Dopo la misura per la sanità, Decaro pensa alla crisi idrica. Il presidente della Regione Puglia ha partecipato a un incontro tecnico convocato dalla Struttura del Commissario straordinario nazionale per gli interventi urgenti connessi alla scarsità Idrica (Presidenza Consiglio dei Ministri) per condividere i prossimi passi operativi propedeutici alla realizzazione della condotta tra il Liscione e Occhito.
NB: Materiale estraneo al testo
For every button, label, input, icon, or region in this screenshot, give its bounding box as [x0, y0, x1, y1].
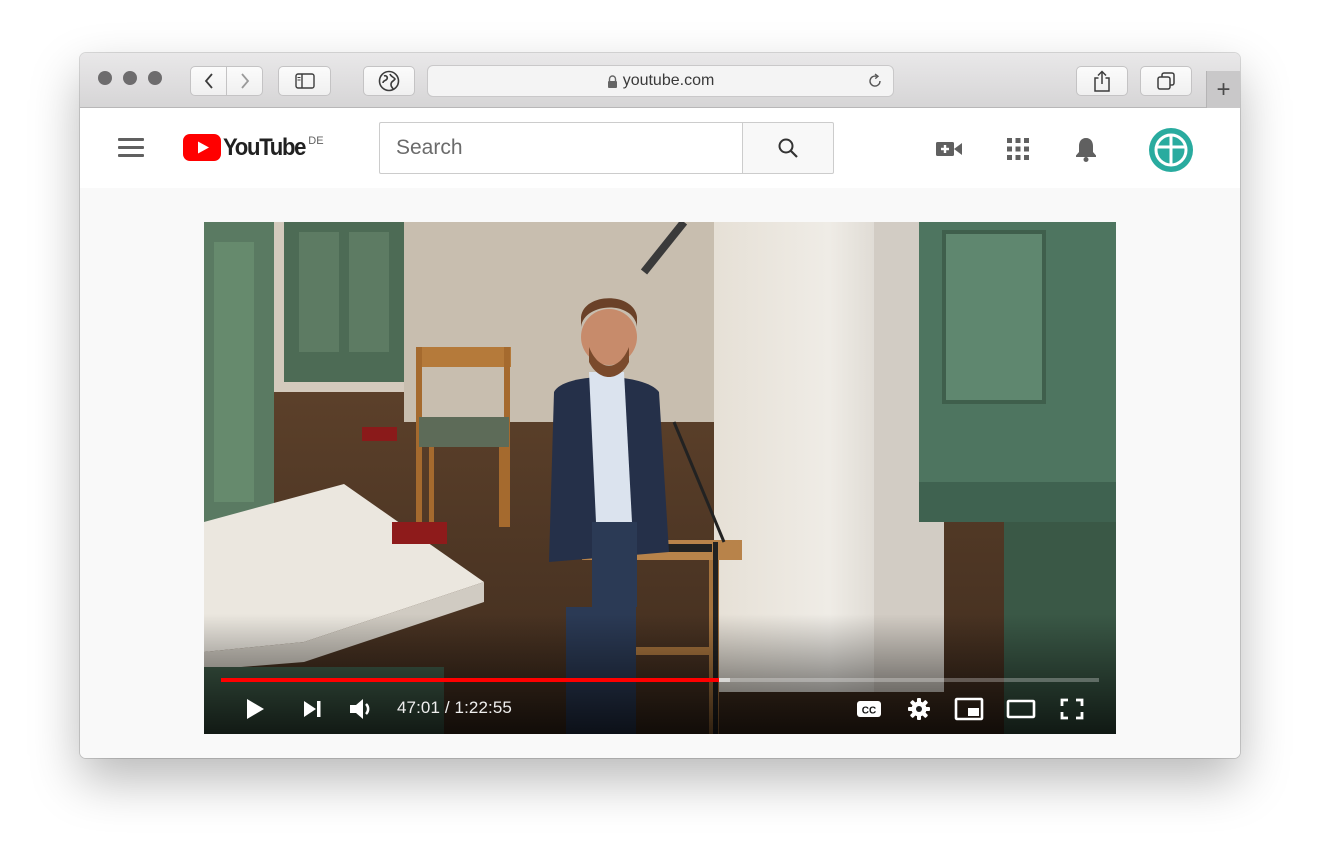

Il collegamento consentirà di prelevare 60 milioni di metri cubi d’acqua grezza dalla diga di Ponte Liscione, in Molise, adducendola fino alla Puglia con l’obiettivo di soddisfare sia le esigenze irrigue del Molise sia quelle irrigue e potabili della Puglia, in particolare della Capitanata.
«Ho voluto partecipare all’incontro tecnico per rappresentare a tutti i soggetti coinvolti la massima attenzione che la Regione Puglia intende avere sul tema delle infrastrutture idriche, dando seguito agli impegni assunti con i cittadini e con un territorio, quello della Capitanata, per cui l’acqua oggi è una risorsa strategica – spiega il presidente Decaro – La Struttura commissariale ci conferma la disponibilità immediata di 15 milioni di euro per il Progetto di fattibilità tecnico economica dell’opera e la possibilità che sia la stessa Struttura Commissariale ad assumere, con pieni poteri, il coordinamento delle fasi di progettazione e autorizzative della condotta che per forza di cosa necessiteranno di procedure straordinarie«.
L’obiettivo è individuare il soggetto attuatore, «che per quanto ci riguarda potrà essere la società pubblica statale Acque Sud Spa, e dare corso alla progettazione nel 2026 così da cominciare i lavori nel 2027». Nel frattempo, aggiunge Decaro, «si potrà portare avanti con tutti gli enti interessati la definizione della gestione della risorsa acqua consapevoli che l’infrastruttura ha una valenza strategica sia per il Molise che per la Puglia». I dati attuali, ha fatto sapere il governatore, sono confortanti: il livello degli invasi ha raggiunto quello dello scorso anno con un valore più alto soprattutto per gli invasi del Sinni e del Pertusillo.
«Se prosegue il trend degli ultimi giorni e continueremo a non sprecare l’acqua – ha concluso Decaro – potremmo addirittura sperare in un’estate in sicurezza almeno per gli usi potabili». Presenti all’incontro anche Regione Molise, Autorità di Bacino Distrettuale dell’Appennino Meridionale, Consorzio di Bonifica del Basso Molise, Consorzio per la Bonifica della Capitanata, Acquedotto Pugliese.